The text below is drawn from a statement released from UCAR president Richard Anthes and NCAR director Eric Barron on 8 August in the wake of media and community interest in NCAR’s recent program cutbacks and overall budget situation.

NCAR, like many universities and other research institutions in the United States, continues to face extraordinary budget pressures, due to the decreases in real terms in federal funding for science. NSF and many other government agencies that support science have faced significant budgetary stringencies. Over the past five years NCAR has had to lay off approximately 55 people and has lost another 77 positions due to attrition, totaling roughly 16% of NCAR positions, because of sub-inflationary NSF funding and decreases in other-agency support. 

Over the past five years we have had to make painful cuts in all areas of our scientific and facilities programs—including climate, weather, atmospheric chemistry, solar physics, and certain computational and observational facilities and services.
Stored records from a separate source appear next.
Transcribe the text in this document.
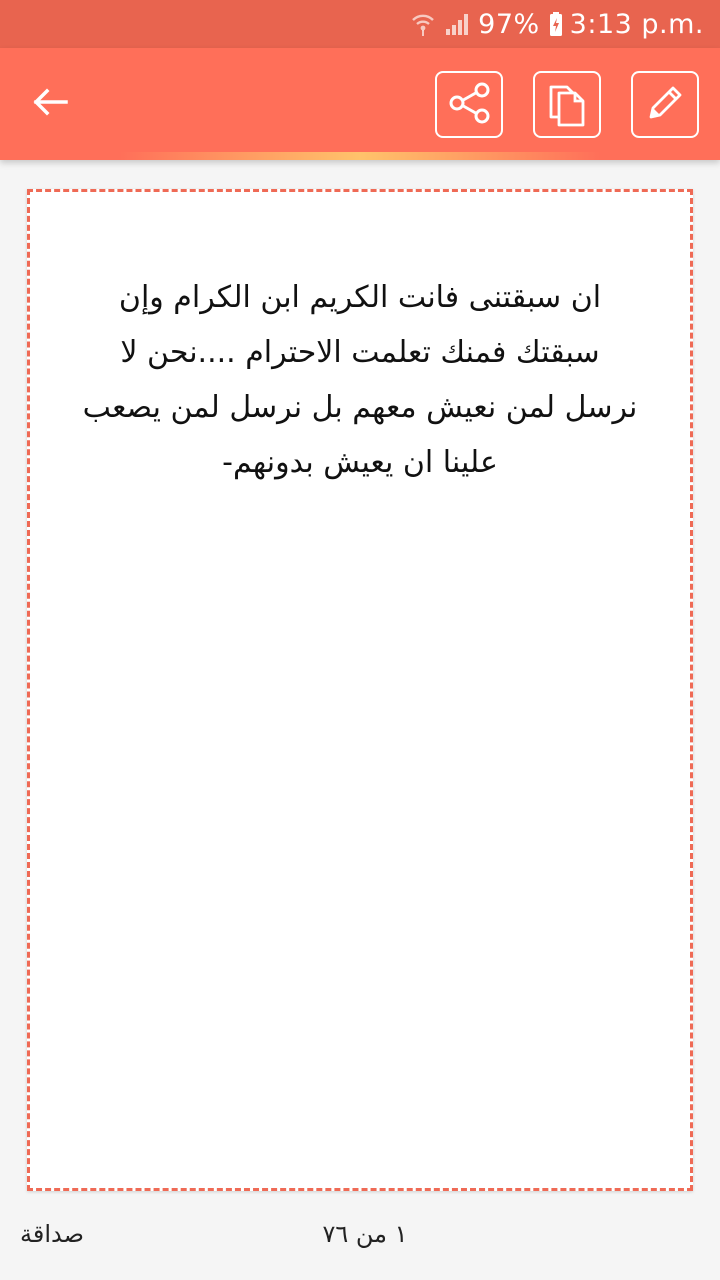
97% 3:13 p.m.

ان سبقتنى فانت الكريم ابن الكرام وإن سبقتك فمنك تعلمت الاحترام ....نحن لا نرسل لمن نعيش معهم بل نرسل لمن يصعب علينا ان يعيش بدونهم-

صداقة	١ من ٧٦
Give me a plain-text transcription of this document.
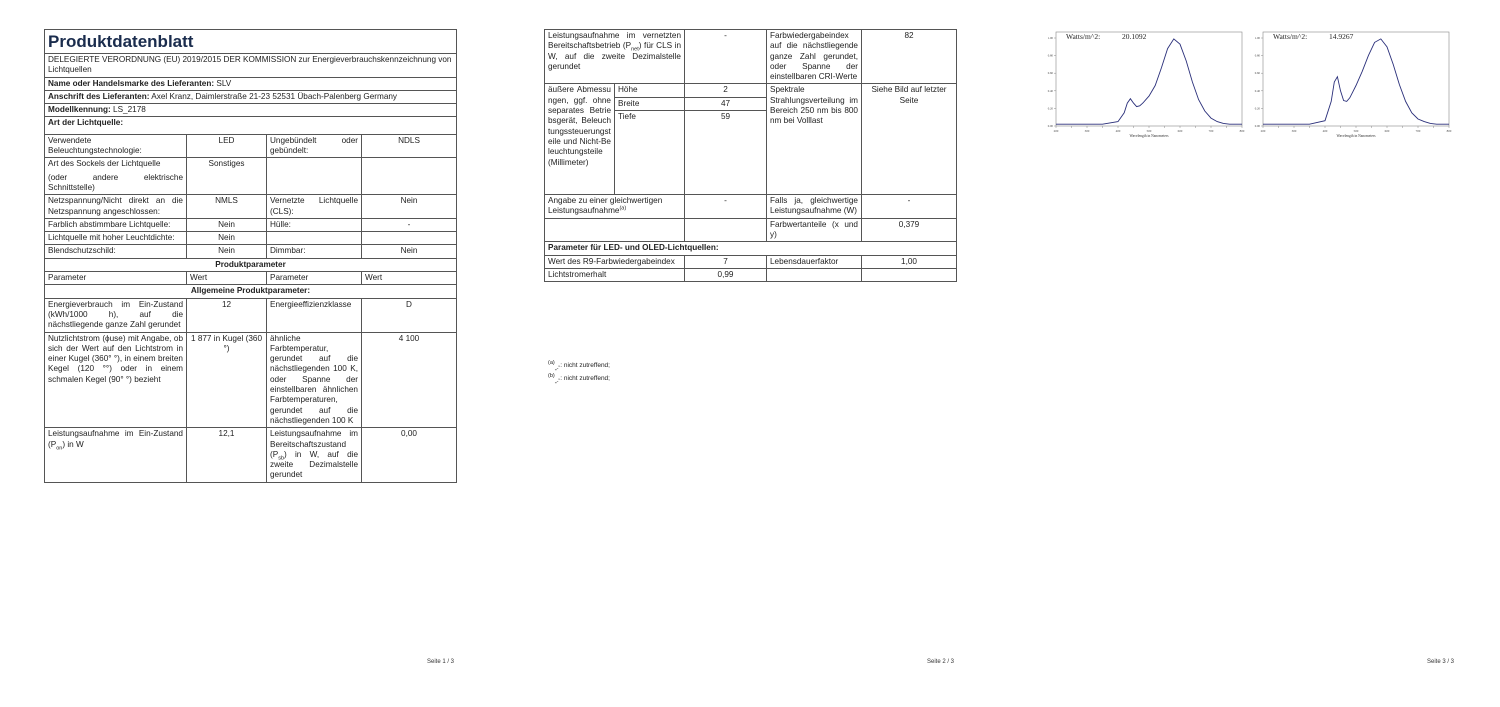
Produktdatenblatt			
DELEGIERTE VERORDNUNG (EU) 2019/2015 DER KOMMISSION zur Energieverbrauchskennzeichnung von Lichtquellen			
Name oder Handelsmarke des Lieferanten: SLV			
Anschrift des Lieferanten: Axel Kranz, Daimlerstraße 21-23 52531 Übach-Palenberg Germany			
Modellkennung: LS_2178			
Art der Lichtquelle:			
Verwendete Beleuchtungstechnologie:	LED	Ungebündelt oder gebündelt:	NDLS

Art des Sockels der Lichtquelle
(oder andere elektrische Schnittstelle)	Sonstiges		
Netzspannung/Nicht direkt an die Netzspannung angeschlossen:	NMLS	Vernetzte Lichtquelle (CLS):	Nein
Farblich abstimmbare Lichtquelle:	Nein	Hülle:	-
Lichtquelle mit hoher Leuchtdichte:	Nein		
Blendschutzschild:	Nein	Dimmbar:	Nein
Produktparameter			
Parameter	Wert	Parameter	Wert
Allgemeine Produktparameter:			
Energieverbrauch im Ein-Zustand (kWh/1000 h), auf die nächstliegende ganze Zahl gerundet	12	Energieeffizienzklasse	D
Nutzlichtstrom (ϕuse) mit Angabe, ob sich der Wert auf den Lichtstrom in einer Kugel (360° °), in einem breiten Kegel (120 °°) oder in einem schmalen Kegel (90° °) bezieht	1 877 in Kugel (360 °)	ähnliche Farbtemperatur, gerundet auf die nächstliegenden 100 K, oder Spanne der einstellbaren ähnlichen Farbtemperaturen, gerundet auf die nächstliegenden 100 K	4 100
Leistungsaufnahme im Ein-Zustand $(P_{on})$ in W	12,1	Leistungsaufnahme im Bereitschaftszustand $(P_{sb})$ in W, auf die zweite Dezimalstelle gerundet	0,00
Seite 1 / 3
Leistungsaufnahme im vernetzten Bereitschaftsbetrieb $(P_{net})$ für CLS in W, auf die zweite Dezimalstelle gerundet		-	Farbwiedergabeindex auf die nächstliegende ganze Zahl gerundet, oder Spanne der einstellbaren CRI-Werte	82
äußere Abmessungen, ggf. ohne separates Betriebsgerät, Beleuchtungssteuerungsteile und Nicht-Beleuchtungsteile (Millimeter)	Höhe	2	Spektrale Strahlungsverteilung im Bereich 250 nm bis 800 nm bei Volllast	Siehe Bild auf letzter Seite
	Breite	47		
	Tiefe	59		
Angabe zu einer gleichwertigen Leistungsaufnahme$^{(a)}$		-	Falls ja, gleichwertige Leistungsaufnahme (W)	-
			Farbwertanteile (x und y)	0,379
Parameter für LED- und OLED-Lichtquellen:				
Wert des R9-Farbwiedergabeindex		7	Lebensdauerfaktor	1,00
Lichtstromerhalt		0,99		
$^{(a)}_{„-“}$: nicht zutreffend;
$^{(b)}_{„-“}$: nicht zutreffend;
Seite 2 / 3
200	300	400	500	600	700	800
0.00
0.20
0.40
0.60
0.80
1.00
Wavelength in Nanometers
Watts/m^2:	20.1092
200	300	400	500	600	700	800
0.00
0.20
0.40
0.60
0.80
1.00
Wavelength in Nanometers
Watts/m^2:	14.9267
Seite 3 / 3
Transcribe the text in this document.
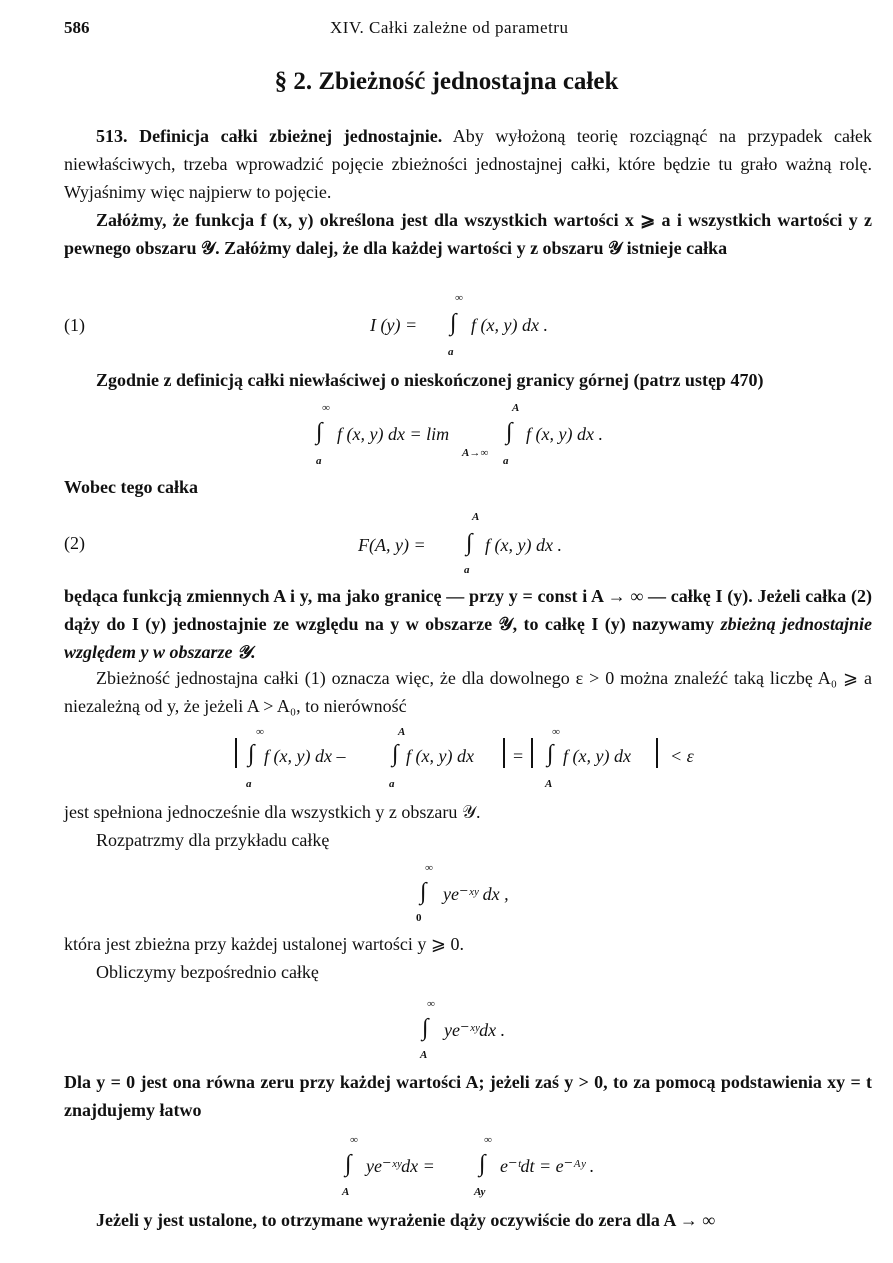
586	XIV. Całki zależne od parametru
§ 2. Zbieżność jednostajna całek

513. Definicja całki zbieżnej jednostajnie. Aby wyłożoną teorię rozciągnąć na przypadek całek niewłaściwych, trzeba wprowadzić pojęcie zbieżności jednostajnej całki, które będzie tu grało ważną rolę. Wyjaśnimy więc najpierw to pojęcie.

Załóżmy, że funkcja f (x, y) określona jest dla wszystkich wartości x ⩾ a i wszystkich wartości y z pewnego obszaru 𝒴. Załóżmy dalej, że dla każdej wartości y z obszaru 𝒴 istnieje całka

(1)	I (y) =
∞
∫
a
f (x, y) dx .

Zgodnie z definicją całki niewłaściwej o nieskończonej granicy górnej (patrz ustęp 470)

∞
∫
a
f (x, y) dx = lim
A→∞
A
∫
a
f (x, y) dx .

Wobec tego całka

(2)	F(A, y) =
A
∫
a
f (x, y) dx .

będąca funkcją zmiennych A i y, ma jako granicę — przy y = const i A → ∞ — całkę I (y). Jeżeli całka (2) dąży do I (y) jednostajnie ze względu na y w obszarze 𝒴, to całkę I (y) nazywamy zbieżną jednostajnie względem y w obszarze 𝒴.

Zbieżność jednostajna całki (1) oznacza więc, że dla dowolnego ε > 0 można znaleźć taką liczbę A₀ ⩾ a niezależną od y, że jeżeli A > A₀, to nierówność

∞
∫
a
f (x, y) dx –
A
∫
a
f (x, y) dx =
∞
∫
A
f (x, y) dx < ε

jest spełniona jednocześnie dla wszystkich y z obszaru 𝒴.

Rozpatrzmy dla przykładu całkę

∞
∫
0
ye⁻ˣʸ dx ,

która jest zbieżna przy każdej ustalonej wartości y ⩾ 0.

Obliczymy bezpośrednio całkę

∞
∫
A
ye⁻ˣʸdx .

Dla y = 0 jest ona równa zeru przy każdej wartości A; jeżeli zaś y > 0, to za pomocą podstawienia xy = t znajdujemy łatwo

∞
∫
A
ye⁻ˣʸdx =
∞
∫
Ay
e⁻ᵗdt = e⁻ᴬʸ .

Jeżeli y jest ustalone, to otrzymane wyrażenie dąży oczywiście do zera dla A → ∞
In addition, this year we have postponed all UCAR and NCAR raises from fiscal year 2008 to FY09.

Despite these negative impacts, NCAR, together with the UCAR Board of Trustees and NSF, has worked to support important priorities in computing, observing facilities, modeling, and other areas that are essential for a national center. Unfortunately, this year we are projecting a shortfall of $8 million (about 10%) in our NSF base budget and must plan for a worst-case shortfall next year of roughly $10 million.

NCAR is continuing to take actions to address this shortfall, including reducing the NCAR director’s reserve to zero for the coming year, reducing the number of administrative positions, and making additional program reductions. On 4 August we made the difficult decision to close the Center for Capacity Building. This action was not taken lightly, but the budget shortfalls are so severe that every additional budget cut impacts high-quality work in some area of NCAR’s contributions to society.

We are working to increase the resources available to the community, including NCAR, and we remain committed to a scientific program at NCAR that integrates societal needs with research in the atmospheric and related sciences.

UCAR, along with other partners including the American Meteorological Society, has developed transition materials for the next administration and Congress on what our nation needs to become more resilient to severe weather and climate change impacts. We urge the community to support our efforts to reverse the prolonged decline in science budgets in the United States.


In May, the center dissolved the administrative structure of SERE (Societal-Environmental Research and Education Laboratory). One component of SERE, the Center for Capacity Building, was eliminated in August. Another SERE component, the Advanced Study Program (ASP), is now housed within the NCAR Director’s Office. There, Maura Hagan will continue as ASP director while also serving as NCAR deputy director, a move that will reduce administrative costs.

SERE’s other major program, the Institute for the Study of Society and Environment (ISSE), will now be managed and administrated through NCAR’s Research Applications Laboratory (RAL). The move extends a number of strong research collaborations that already exist between the two groups, says ISSE interim director Lawrence Buja. He adds that ISSE brings a unique social-sciences capability to RAL and NCAR in the areas of weather, climate, and health.